Court Opinion

ID: 9492576
Source: CourtListenerOpinion
Date Created: 2023-08-05 14:44:26.970615+00
Date Added: 2024-06-11T17:55:22.574868
License: Public Domain

ROTH, Circuit Judge, concurring:
I write separately because, although I agree with the majority that we should affirm Rodia’s conviction, I do not agree with the separate analysis which the majority gives (1) to the jurisdictional element in Part III of its opinion and (2) to the effect of child pornography on interstate commerce in Part IV. I believe that both issues should be considered together. Their interrelationship is helpful in determining the constitutionality of the statute.
I do accept the majority’s conclusion that the fact that a statute has a jurisdictional element may not be sufficient in and of itself to establish the statute’s constitutionality. When, however, we are presented with a statute, such as the present one, which has been repeatedly held to cover conduct that affects interstate commerce, we must keep the previous history in mind when we examine the jurisdictional element of an amendment to the statute.
We are not in the present ease plowing new ground, as was the situation in United States v. Lopez, 514 U.S. 549, 563, 115 S.Ct. 1624, 131 L.Ed.2d 626 (1995), where there were no congressional findings that the possession of guns in a school zone substantially affected interstate commerce. Id. Here, we do have legislative findings to aid judicial evaluation of the effect of child pornography on interstate commerce. Cf. United States v. Rybar, 103 F.3d 273, 279 (3d Cir.1996) (determining that “there are legislative findings to aid judicial evaluation of the effect of machine guns on interstate commerce.”)
As the majority points out in Part IV, legislative history concerning predecessor and successor child pornography statutes supports the reasonableness of Congress’s determination that a nexus exists between child pornography and interstate commerce. Because we have such a history, the jurisdictional element of § 2252(a)(4)(B) should be examined with that history in mind. These legislative findings are relevant not only to the majority’s analysis in Part IV of the effect of child pornography on interstate commerce. They are also relevant to the evaluation of the jurisdictional element in Part III be*483cause that jurisdictional element is directed at the same evil as the other provisions of the statute — interstate trafficking in child pornography. I would defer to Congress’s judgment that the regulation of materials, such as blank Polaroid film,1 that have been in the stream of interstate commerce, is integral to its ability to regulate the interstate trafficking in child pornography — even in an instance when that film is used to create child pornography that is possessed intrastate.
For the above reasons, in the context of the present case, I do not agree with the statement of the majority that “[a] jurisdictional element is only sufficient to ensure a statute’s constitutionality when the element either limits the regulation to interstate activity or ensures that the intrastate activity to be regulated falls within one of the three categories of congressional power.” Maj. Op. at 473. I believe the above statement is too limited. We cannot examine the jurisdictional element in isolation. An additional factor in the analysis of whether the jurisdiction element limits the regulation to interstate activity must be the nature of the underlying activity, here child pornography, and prior determinations of the effect that the activity in question has on interstate commerce.
As I have described above, I believe that the jurisdictional element here does limit the regulation to activity affecting interstate commerce because legislative findings have established the connection between child pornography and interstate commerce; the further requirement that the material on which the pornography was produced have moved in interstate commerce on a case case basis.
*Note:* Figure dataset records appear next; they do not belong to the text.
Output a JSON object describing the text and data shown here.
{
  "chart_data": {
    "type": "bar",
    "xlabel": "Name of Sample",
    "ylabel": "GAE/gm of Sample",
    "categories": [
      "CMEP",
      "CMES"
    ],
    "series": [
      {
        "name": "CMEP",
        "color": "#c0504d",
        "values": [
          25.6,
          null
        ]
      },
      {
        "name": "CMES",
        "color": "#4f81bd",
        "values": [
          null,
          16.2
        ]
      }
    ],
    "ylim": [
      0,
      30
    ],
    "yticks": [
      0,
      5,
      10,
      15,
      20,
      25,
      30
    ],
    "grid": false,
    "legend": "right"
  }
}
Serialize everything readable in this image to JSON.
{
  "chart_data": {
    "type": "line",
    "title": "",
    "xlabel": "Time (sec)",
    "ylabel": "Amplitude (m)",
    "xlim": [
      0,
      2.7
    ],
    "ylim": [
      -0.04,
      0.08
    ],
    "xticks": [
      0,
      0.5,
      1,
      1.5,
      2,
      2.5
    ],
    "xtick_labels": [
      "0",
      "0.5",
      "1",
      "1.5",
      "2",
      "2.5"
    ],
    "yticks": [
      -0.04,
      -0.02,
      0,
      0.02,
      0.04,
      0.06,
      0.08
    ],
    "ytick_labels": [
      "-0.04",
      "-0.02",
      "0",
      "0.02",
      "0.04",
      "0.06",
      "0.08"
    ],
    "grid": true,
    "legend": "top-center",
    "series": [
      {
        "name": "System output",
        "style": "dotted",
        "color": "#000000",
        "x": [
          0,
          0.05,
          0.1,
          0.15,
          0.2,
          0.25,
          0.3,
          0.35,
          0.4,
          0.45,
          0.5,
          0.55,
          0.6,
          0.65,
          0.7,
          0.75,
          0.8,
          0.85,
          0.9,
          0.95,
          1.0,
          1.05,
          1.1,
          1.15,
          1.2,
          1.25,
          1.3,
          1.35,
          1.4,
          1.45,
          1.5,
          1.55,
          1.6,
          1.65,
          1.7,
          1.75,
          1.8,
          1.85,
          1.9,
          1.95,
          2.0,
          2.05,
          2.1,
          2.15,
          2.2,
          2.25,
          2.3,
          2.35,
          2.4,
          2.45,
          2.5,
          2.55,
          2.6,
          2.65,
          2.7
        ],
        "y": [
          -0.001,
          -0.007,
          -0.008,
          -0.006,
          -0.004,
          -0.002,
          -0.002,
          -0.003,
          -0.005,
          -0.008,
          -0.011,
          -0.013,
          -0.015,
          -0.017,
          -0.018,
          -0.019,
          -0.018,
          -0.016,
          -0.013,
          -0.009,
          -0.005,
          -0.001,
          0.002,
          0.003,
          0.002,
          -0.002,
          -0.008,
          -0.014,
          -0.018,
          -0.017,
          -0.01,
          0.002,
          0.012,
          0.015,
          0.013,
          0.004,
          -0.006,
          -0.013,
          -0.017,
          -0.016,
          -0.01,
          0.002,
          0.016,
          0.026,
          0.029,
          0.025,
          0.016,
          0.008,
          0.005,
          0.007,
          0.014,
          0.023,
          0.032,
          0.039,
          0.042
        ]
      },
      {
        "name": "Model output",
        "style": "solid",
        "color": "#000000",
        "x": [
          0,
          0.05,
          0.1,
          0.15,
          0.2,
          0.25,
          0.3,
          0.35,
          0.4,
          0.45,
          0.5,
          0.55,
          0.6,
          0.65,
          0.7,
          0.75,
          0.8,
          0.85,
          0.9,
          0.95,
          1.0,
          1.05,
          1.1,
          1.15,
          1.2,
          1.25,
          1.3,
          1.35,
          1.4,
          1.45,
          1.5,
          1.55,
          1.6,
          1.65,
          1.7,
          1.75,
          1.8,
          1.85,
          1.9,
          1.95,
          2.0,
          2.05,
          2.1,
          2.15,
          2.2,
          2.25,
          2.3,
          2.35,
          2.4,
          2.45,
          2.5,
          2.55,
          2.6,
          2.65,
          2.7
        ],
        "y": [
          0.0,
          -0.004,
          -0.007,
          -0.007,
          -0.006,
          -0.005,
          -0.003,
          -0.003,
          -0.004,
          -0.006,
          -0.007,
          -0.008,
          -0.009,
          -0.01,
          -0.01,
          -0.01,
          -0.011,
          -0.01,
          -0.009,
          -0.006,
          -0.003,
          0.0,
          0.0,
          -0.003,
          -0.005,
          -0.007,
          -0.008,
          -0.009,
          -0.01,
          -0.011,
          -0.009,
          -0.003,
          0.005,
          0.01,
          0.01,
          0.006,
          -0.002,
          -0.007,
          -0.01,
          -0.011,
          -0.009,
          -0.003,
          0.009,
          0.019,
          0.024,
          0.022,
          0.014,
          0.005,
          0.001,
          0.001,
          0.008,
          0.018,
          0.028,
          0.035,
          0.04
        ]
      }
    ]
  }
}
. The essential components of child pornography are film and video. Without these basic components, pornographic images of children — which even Rodia concedes Congress may regulate under the Commerce Clause if transported interstate — could not be created. Moreover, instant film, such as the Polaroid film at issue in this case, is particularly important to both possessors and manufacturers of pornography; commercial processing of pornographic images places the creator of the pornography in great jeopardy of being reported to authorities by commercial developers. Thus, while Polaroid film may seem a relatively odd commodity for the federal government to regulate, the onus for this anomaly lies upon those who manufacture and possess child pornography.